Videos

Turbulent Transport & Mixing (Part 2)

September 11, 2014
Abstract
Colm-cille Caulfield University of Cambridge This lecture aims to describe some interesting challenges in scalar mixing in turbulent incompressible flows, particularly focussing on flows of environmental and industrial/engineering relevance. A key aim for the applied mathematical fluid dynamics community is to gain sufficient physical and mathematical insight to develop parameterisations that can then be used by scientists and engineers to model turbulent mixing within large scale complex flows. In such flows, time-dependence, domain geometry, anisotropy, and non-newtonian fluid properties can all be of central importance, making very high demands on the required quality of a parameterisation. A further, and very important, complicating factor is when the scalar that is being mixed is `dynamic’ (e.g. temperature, salinity or density) as mixing a dynamic scalar repartitions energy between the kinetic, internal and gravitational potential energy reservoirs in subtle, and still imperfectly understood ways. Some of the open problems which will be discussed in this lecture include: 1) Measures of mixing. What are appropriate ways to define `efficiency’ in mixing, particularly in flows subject to constraints? What are the connections between idealised flows and irreversible mixing in flows with finite diffusivities? Can useful distinctions be drawn between larger scale `stirring’ and smaller scale irreversible `mixing’? 2) Buoyancy effects.
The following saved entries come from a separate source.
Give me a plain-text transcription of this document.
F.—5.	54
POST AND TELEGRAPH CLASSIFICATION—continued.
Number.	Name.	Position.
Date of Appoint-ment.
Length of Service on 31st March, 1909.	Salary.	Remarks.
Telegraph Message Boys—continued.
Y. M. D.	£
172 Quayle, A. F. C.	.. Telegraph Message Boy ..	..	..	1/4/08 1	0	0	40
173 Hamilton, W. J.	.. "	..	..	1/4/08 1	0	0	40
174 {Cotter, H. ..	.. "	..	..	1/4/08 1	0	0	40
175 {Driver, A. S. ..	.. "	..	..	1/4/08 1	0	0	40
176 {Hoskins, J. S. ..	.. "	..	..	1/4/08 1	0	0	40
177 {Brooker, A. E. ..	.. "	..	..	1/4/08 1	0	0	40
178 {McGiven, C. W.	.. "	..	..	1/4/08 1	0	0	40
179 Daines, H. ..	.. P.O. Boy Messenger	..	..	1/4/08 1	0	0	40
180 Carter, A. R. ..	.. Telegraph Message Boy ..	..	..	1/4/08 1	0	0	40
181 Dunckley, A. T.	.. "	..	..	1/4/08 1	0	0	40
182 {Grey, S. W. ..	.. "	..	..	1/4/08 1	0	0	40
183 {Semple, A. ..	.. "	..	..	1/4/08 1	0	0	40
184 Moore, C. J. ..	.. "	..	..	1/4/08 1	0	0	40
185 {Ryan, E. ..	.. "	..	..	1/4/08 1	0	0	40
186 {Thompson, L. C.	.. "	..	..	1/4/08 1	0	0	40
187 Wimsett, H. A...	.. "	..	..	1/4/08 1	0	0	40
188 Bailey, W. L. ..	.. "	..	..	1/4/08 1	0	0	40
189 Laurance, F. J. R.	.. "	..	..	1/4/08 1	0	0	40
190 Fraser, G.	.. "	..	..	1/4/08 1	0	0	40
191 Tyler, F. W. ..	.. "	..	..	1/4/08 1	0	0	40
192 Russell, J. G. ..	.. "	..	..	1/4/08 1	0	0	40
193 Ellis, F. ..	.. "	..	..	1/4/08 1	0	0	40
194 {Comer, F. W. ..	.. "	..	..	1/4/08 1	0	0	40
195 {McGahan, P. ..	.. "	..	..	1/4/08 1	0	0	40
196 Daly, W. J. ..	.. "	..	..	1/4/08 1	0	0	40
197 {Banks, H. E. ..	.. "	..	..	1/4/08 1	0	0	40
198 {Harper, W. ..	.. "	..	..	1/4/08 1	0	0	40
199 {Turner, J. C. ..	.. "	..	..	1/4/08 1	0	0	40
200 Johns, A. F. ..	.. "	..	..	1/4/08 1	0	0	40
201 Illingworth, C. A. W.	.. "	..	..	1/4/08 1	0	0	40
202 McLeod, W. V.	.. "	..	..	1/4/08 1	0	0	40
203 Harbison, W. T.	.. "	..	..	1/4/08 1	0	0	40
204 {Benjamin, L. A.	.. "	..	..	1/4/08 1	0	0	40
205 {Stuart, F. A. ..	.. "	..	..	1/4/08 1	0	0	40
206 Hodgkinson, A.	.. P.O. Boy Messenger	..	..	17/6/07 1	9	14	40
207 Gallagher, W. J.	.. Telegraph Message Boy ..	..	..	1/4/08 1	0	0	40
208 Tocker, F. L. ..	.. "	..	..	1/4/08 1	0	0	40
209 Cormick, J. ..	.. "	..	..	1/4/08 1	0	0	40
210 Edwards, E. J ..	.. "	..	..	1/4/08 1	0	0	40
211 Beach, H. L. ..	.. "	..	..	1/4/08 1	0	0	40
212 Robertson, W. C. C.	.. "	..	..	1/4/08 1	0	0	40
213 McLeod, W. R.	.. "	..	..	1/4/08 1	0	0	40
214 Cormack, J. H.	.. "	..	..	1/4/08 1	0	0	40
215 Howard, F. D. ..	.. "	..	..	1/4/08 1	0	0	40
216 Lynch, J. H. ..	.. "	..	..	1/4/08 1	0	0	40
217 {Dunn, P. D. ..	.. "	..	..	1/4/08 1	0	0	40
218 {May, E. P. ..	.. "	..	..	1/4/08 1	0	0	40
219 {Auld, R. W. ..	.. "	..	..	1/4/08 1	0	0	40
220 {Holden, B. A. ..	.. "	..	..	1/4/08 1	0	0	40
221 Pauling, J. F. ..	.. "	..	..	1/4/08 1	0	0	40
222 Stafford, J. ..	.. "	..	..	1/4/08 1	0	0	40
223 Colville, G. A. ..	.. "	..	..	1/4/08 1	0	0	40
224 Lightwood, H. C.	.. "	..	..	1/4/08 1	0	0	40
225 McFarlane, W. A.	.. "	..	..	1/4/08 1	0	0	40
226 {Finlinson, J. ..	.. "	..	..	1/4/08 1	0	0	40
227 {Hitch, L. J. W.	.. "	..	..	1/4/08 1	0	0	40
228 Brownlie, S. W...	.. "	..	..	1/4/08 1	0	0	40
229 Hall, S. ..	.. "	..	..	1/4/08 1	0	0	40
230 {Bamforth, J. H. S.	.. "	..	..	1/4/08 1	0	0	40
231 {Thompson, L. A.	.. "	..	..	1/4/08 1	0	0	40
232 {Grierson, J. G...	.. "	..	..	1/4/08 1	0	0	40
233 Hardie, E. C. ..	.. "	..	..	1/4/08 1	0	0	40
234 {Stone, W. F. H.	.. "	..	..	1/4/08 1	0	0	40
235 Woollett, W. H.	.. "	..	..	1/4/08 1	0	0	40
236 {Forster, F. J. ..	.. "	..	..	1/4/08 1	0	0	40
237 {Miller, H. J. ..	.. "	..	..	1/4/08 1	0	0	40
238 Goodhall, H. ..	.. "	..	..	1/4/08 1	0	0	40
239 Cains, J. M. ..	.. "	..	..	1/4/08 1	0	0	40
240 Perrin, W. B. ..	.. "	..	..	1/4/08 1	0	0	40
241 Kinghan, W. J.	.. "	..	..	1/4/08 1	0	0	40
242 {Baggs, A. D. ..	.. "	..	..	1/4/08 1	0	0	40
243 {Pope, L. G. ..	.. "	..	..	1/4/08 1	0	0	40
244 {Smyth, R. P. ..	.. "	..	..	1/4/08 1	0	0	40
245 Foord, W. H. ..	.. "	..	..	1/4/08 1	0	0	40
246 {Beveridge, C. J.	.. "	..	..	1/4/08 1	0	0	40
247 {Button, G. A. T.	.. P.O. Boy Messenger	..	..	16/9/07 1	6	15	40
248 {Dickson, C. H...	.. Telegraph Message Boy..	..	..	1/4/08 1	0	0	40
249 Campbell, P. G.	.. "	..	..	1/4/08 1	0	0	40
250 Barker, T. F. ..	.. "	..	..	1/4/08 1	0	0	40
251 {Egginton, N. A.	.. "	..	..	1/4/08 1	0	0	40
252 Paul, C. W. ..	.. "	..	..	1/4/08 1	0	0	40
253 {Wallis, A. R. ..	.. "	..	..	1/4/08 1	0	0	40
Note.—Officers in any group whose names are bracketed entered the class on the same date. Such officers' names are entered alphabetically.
How do density variations modify mixing? In particular, how does a larger scale statically stable density distribution affects mixing? Is mixing in a stratified fluid appropriately modelled as a diffusive process? What is the role of layering? 3) Real fluid properties. Are the convenient Boussinesq approximation and idealised equations of state fundamentally flawed descriptions of real fluids? How should `mixing' be modelled in multi-component, multiphase flows? How should mixing of non-newtonian fluids be quantified?